On the surface, then, it might look like a great idea that most liberal-minded people support a minimum wage increase. An increase in the minimum wage, they say, would give the American worker better means to live, to support a family, or to provide for any other basic needs.

Sure, this might decrease the amount of profit that huge corporations can make. If they are required by law to pay their employees more money, regardless of whether or not the employees have earned more money for the work that they do, then it might cut into their profits a little. That’s a small price to sacrifice for the good of society.

Except that when the American government makes it more expensive for a corporation to operate in the United States, the corporation moves its lowest-paying jobs and unskilled labor to other countries, a practice known as “outsourcing” jobs.

The left of the political strata, on the surface, hates the idea of outsourcing. It creates unemployment as corporations move their jobs abroad. But they realize that the implications of raising the minimum wage and implementing other policies that penalize corporations but promote the lower class make it more expensive for companies to operate. And, since companies exist to make money (even though a good portion of Americans think it is the companies’ social duty to be a sort of welfare system), it follows that they will operate wherever it is most cost-effective to do so.

It is an apparent contradiction within the Democratic Party. All things considered, raising the minimum wage actually increases the amount of lower-class citizens within the United States. But it doesn’t do this strictly by forcing big business to outsource. Small businesses will a hit as well unless the Republicans in Congress can get tax reform passed as pork barrel legislation.

A small business that is required to pay a dollar or two more per hour to all of its minimum wage workers is going to be forced to either increase the cost of its goods or services or lay off a portion of those workers to offset profit losses. Overall, these increased costs of living (greater prices for goods and services) or layoffs certainly are not good for the people who are living off of minimum wage.

It seems as though the only reasoning for increasing the minimum wage is to increase the amount of low-class citizens within the United States.

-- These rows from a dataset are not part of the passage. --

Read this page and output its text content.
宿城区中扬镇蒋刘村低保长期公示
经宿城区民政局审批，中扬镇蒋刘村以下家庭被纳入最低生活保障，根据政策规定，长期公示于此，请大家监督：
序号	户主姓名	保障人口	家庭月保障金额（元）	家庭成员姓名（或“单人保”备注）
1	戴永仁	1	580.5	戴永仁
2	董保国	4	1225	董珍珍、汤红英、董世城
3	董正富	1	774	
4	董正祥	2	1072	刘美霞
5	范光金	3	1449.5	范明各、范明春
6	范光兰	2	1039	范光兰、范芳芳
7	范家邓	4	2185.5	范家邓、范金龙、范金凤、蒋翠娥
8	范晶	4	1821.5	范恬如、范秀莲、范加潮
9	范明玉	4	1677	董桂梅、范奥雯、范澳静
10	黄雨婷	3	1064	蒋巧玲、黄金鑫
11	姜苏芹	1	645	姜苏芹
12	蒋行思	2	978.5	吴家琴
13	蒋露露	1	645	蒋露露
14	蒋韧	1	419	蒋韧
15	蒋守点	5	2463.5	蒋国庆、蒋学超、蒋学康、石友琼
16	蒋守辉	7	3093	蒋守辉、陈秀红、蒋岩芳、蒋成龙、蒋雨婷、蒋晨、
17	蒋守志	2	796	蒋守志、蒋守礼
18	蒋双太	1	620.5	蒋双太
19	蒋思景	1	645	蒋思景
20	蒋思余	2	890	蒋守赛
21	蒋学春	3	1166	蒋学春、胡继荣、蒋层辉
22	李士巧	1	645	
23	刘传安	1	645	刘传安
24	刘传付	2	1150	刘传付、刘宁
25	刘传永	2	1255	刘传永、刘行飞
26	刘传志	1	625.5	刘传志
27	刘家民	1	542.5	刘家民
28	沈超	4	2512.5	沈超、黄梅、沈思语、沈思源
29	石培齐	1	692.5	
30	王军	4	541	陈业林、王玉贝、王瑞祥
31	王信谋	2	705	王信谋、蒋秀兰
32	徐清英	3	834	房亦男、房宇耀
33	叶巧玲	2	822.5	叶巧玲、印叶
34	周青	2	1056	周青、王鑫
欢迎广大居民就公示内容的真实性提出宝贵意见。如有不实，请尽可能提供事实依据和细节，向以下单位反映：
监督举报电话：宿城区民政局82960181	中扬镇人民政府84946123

After all, these people tend to vote for the politicians who raise their standards of living, and whatever a party can do to increase its voter base it will do. Even if it is an extremely short-sighted policy.

It is just a matter of time before people realize that they are being used by the government, either by the left or the right, and both in ways and means that the government should have no authority over in the first place. It is interesting, however, to consider that the political right doesn’t create religious people, they only mobilize them to vote. On the other hand, the political left creates its own voter base by exploiting and expanding the poor with harmful short-term policies like raising the minimum wage. Although both practices are abhorable, the greater political sin should be apparent.